Spawn: Blood & Shadows |
Paul Jenkins, writer,
Ashley Wood, artist
Someone's living in an old house which was once an asylum. Before that, it was an Indian burial ground, the scene of a mass slaughter by early American colonists.
Can anyone say "cliche"?
Blood & Shadows is an attempt by Todd McFarlane's people to break the Spawn character out of his typical hell-powered superhero role and give him some psychological depth. It doesn't work, and not just because Spawn hardly makes an appearance in the book.
(For the record, I was a big fan of McFarlane when he took Marvel's Spider-Man in a new direction, both writing and drawing the character in new and cool ways. When he went solo to begin his own company and birth the Spawn character, he made a good start and built a popular series around the character of a government assassin who, assassinated himself, makes a bad deal with the Devil, gains a whole bunch of power and a powerful lot of ugly -- and proceeds to break his bargain to fight on the side of the righteous. But McFarlane started losing it somewhere along the line, perhaps when he decided to make folk heroes of the rock band Kiss and dabble in the realm of evil clowns. Sigh.)

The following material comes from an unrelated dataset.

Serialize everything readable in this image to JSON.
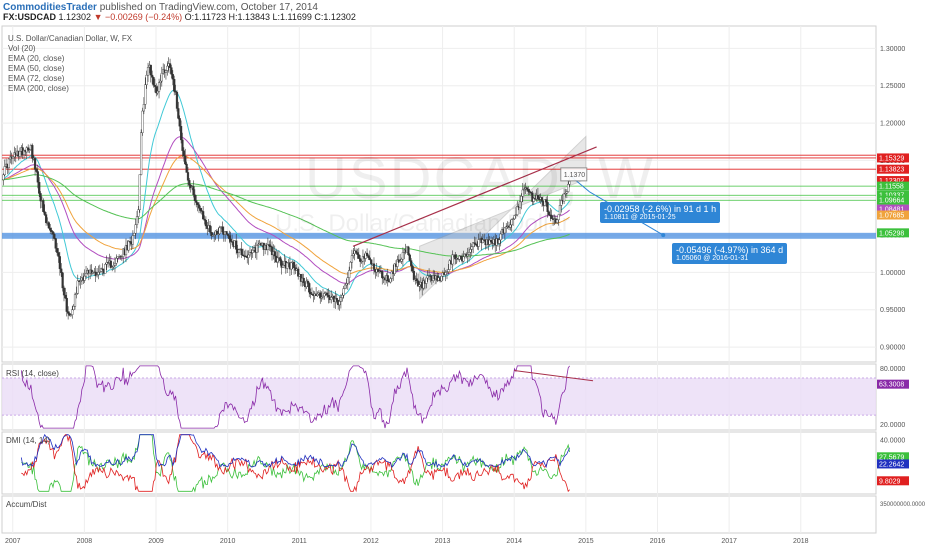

Based on his introduction to his book, McFarlane is pleased as punch with Blood & Shadows, which he likens to DC's landmark Arkham Asylum. But it's a poor comparison. Grant Morrison's Arkham Asylum broke new ground, and the artwork by Dave McKean was so good because it was so bad -- the acid-touched style suited the mood and subject admirably.
The only similarity here is the style of art -- which in this case is merely annoying, since there's not the same sense of all-encompassing madness that made Arkham such a good story -- and the fact that there's an asylum involved.
Here's the story in short: A female cop is on the trail of a serial killer. She also is moving in with her long-time female lover, a stripper, and they've moved far from her precinct because she fears being "outed" and losing her shot at a captaincy. They move into the former asylum/burial ground and sense that things there are "weird."
Conveniently enough, there aren't any normal people living there. The place is populated by the likes of Greta, who in her youth was the lover of a notorious doctor at Auschwitz and now pretends to be a Jewish survivor of the camp; Raphael, who killed two good samaritans as his rite of passage into a gang and can't live with the guilt; Mr. Sutter, a former teacher who was too fond of his male pupils; crackheads Johnny and Cindy; and Ronnie, who likes to set fires. (That last character kinda gives things away, doesn't it?)
Leah, the cop, and Camille, the stripper, seem to argue more than anything, which makes one wonder why they decided to move in together -- particularly when Camille reveals during one of their fights that they've been together six months and never had sex. And Leah has a festering demon complex because of her domineering mother.
The story about Leah and Camille and the serial killer might have made a good story without all the extraneous garbage about Indian burial grounds and Auschwitz and such. What role do most of the protagonists' neighbors plays in all this? Nothing, except to be there as filler, to drive home the point that the place and its people are weird. And it further devolves into further cliches when we get into tired plot devices about cops who break the rules in pursuit of clues, angry police chiefs, federal involvement when the locals screw up and, ultimately, a cop who's chasing himself.
I have no clue what the bit in the beginning, with a crow and a bear and some kind of seer figure, has to do with anything at all.
The whole subplot about Leah and her mother and some very illegal surgery in Leah's youth is just silly. The climactic finish lacks climax.
And what about Spawn, the title character of the book? He flits about here and there, somehow transformed into an angel of Heaven and Hell who can foretell people's post-death fates. His relationship to the Spawn of the ongoing series is completely unclear.
Oh, and Ronnie sets fires. And none too soon.